Achieving Consistency

The work is meticulous and daunting at times because of the level of precision required. Johnson often brings students aboard to assist, and they play key roles in making the demonstrations possible. The work also offers an outlet for students to get hands-on experience running experiments and mastering troubleshooting in real time.

“When the demos don't work, we always come up with alternate solutions to either fix the demo or still demonstrate the phenomenon,” said Brown junior Uri Dickman, who’s worked with Johnson since last year.

Johnson and her students sometimes spend weeks, or even summers, perfecting particular demonstrations. Since August, they have been working on how to make a new demonstration called acoustic levitation work.

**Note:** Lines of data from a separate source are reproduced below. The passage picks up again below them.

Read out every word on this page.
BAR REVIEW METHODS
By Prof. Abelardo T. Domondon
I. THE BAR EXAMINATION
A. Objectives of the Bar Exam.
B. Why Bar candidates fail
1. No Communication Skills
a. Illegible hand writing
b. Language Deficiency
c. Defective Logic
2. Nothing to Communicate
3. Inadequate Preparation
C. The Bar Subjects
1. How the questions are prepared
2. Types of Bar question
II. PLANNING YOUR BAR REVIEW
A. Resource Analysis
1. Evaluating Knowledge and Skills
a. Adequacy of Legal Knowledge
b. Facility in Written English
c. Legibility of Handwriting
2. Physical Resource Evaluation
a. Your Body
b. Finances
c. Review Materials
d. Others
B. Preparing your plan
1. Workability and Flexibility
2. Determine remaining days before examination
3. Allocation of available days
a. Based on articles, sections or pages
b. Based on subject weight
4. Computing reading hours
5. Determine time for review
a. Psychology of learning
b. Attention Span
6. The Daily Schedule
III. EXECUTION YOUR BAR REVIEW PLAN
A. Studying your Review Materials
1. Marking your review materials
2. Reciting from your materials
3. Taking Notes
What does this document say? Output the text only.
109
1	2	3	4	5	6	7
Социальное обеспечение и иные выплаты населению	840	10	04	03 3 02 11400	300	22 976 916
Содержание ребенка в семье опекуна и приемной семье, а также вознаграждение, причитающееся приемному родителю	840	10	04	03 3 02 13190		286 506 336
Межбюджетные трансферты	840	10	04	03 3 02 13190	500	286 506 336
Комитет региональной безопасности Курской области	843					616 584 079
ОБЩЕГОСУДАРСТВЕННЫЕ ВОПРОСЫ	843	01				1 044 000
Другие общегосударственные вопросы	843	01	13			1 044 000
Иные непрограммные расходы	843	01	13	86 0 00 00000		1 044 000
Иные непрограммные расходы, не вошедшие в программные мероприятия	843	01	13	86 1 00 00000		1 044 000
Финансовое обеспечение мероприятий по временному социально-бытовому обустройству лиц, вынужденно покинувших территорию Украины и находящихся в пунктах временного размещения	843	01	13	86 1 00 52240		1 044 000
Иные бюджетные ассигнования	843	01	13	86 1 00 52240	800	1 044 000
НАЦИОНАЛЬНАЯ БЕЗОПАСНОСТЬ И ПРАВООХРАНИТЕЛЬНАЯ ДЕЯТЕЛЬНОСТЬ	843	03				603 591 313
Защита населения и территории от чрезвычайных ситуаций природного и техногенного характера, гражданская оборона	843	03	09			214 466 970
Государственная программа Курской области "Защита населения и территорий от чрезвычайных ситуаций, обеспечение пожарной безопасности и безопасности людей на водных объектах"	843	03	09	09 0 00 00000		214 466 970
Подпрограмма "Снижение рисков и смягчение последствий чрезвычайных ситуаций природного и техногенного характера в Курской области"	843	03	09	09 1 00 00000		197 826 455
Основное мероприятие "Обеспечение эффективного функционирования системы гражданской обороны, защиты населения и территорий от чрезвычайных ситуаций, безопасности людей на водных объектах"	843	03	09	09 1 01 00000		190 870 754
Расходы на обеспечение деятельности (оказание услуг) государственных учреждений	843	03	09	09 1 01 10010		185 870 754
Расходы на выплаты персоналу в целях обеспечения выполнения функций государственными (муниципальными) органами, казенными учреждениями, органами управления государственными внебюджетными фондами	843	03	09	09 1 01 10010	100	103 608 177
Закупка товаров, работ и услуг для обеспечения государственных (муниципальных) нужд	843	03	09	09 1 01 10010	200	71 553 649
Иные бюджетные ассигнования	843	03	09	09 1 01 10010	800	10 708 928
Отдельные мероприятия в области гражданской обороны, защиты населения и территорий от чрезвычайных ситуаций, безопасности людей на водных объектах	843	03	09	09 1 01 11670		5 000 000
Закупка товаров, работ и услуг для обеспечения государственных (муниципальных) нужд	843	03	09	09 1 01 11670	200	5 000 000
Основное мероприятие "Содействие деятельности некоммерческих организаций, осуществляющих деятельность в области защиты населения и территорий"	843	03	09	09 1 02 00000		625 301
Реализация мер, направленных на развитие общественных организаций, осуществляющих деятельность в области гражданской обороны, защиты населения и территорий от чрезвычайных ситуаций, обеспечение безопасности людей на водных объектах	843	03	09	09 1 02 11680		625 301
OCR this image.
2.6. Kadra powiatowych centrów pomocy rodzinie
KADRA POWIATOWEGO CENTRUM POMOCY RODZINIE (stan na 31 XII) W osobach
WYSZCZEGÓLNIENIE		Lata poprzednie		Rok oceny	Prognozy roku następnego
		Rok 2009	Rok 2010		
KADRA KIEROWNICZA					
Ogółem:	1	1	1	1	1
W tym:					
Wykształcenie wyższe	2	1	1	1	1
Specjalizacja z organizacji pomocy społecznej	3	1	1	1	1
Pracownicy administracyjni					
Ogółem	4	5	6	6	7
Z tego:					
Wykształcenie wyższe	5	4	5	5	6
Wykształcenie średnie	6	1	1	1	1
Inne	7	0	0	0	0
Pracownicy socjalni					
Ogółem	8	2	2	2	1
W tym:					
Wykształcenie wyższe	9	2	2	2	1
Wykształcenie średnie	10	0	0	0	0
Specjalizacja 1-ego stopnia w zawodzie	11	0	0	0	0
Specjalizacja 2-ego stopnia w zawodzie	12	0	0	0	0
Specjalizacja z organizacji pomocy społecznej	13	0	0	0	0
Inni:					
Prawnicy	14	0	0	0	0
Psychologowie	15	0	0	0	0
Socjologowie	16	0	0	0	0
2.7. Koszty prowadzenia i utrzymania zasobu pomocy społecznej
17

It involves suspending matter in the air using high-intensity sound waves.

This semester, Johnson along with first-year master’s student Shi Yan have been spending the majority of their down time trying to get the demonstration to work. They’ve built the device, aligned the speakers and even customized parts for the device in the machine shop. Progress is deliberate, but they've been able to get some of the material to levitate.

First year master’s student Shi Yan has been working with Johnson to develop a new demonstration called acoustic levitation since August. The acoustic levitation demonstration involves suspending matter in the air using high intensity sound waves.

Without this type of time investment, effort and attention to detail, many of the demonstrations won’t work. Some could quickly go wrong. There’s a reason the bowling ball demonstration is known as the nose basher, for example.

The goal is consistency and replicability, Johnson said. She needs to be able to take the results she gets from her lab to the classrooms. It’s why she’s practices set-ups, tinkers with ways to make them more efficient and always considers how they look to students in the classrooms.

Johnson often instructs faculty members how to perform the demonstrations, but some are too complex. These she chooses to do herself. Even then, they can still be finicky. The payoff is always worth it though, she says. In fact, the success leads to moments when she’s happy to be out from behind the scenes.

“In the beginning of the semester, students are always thinking ‘who is this woman coming in?’” Johnson said. “‘What is she doing?’ By the middle or close to the end, they're happy to see me. They eventually recognize, ‘OK, she's here to set up the cool stuff.”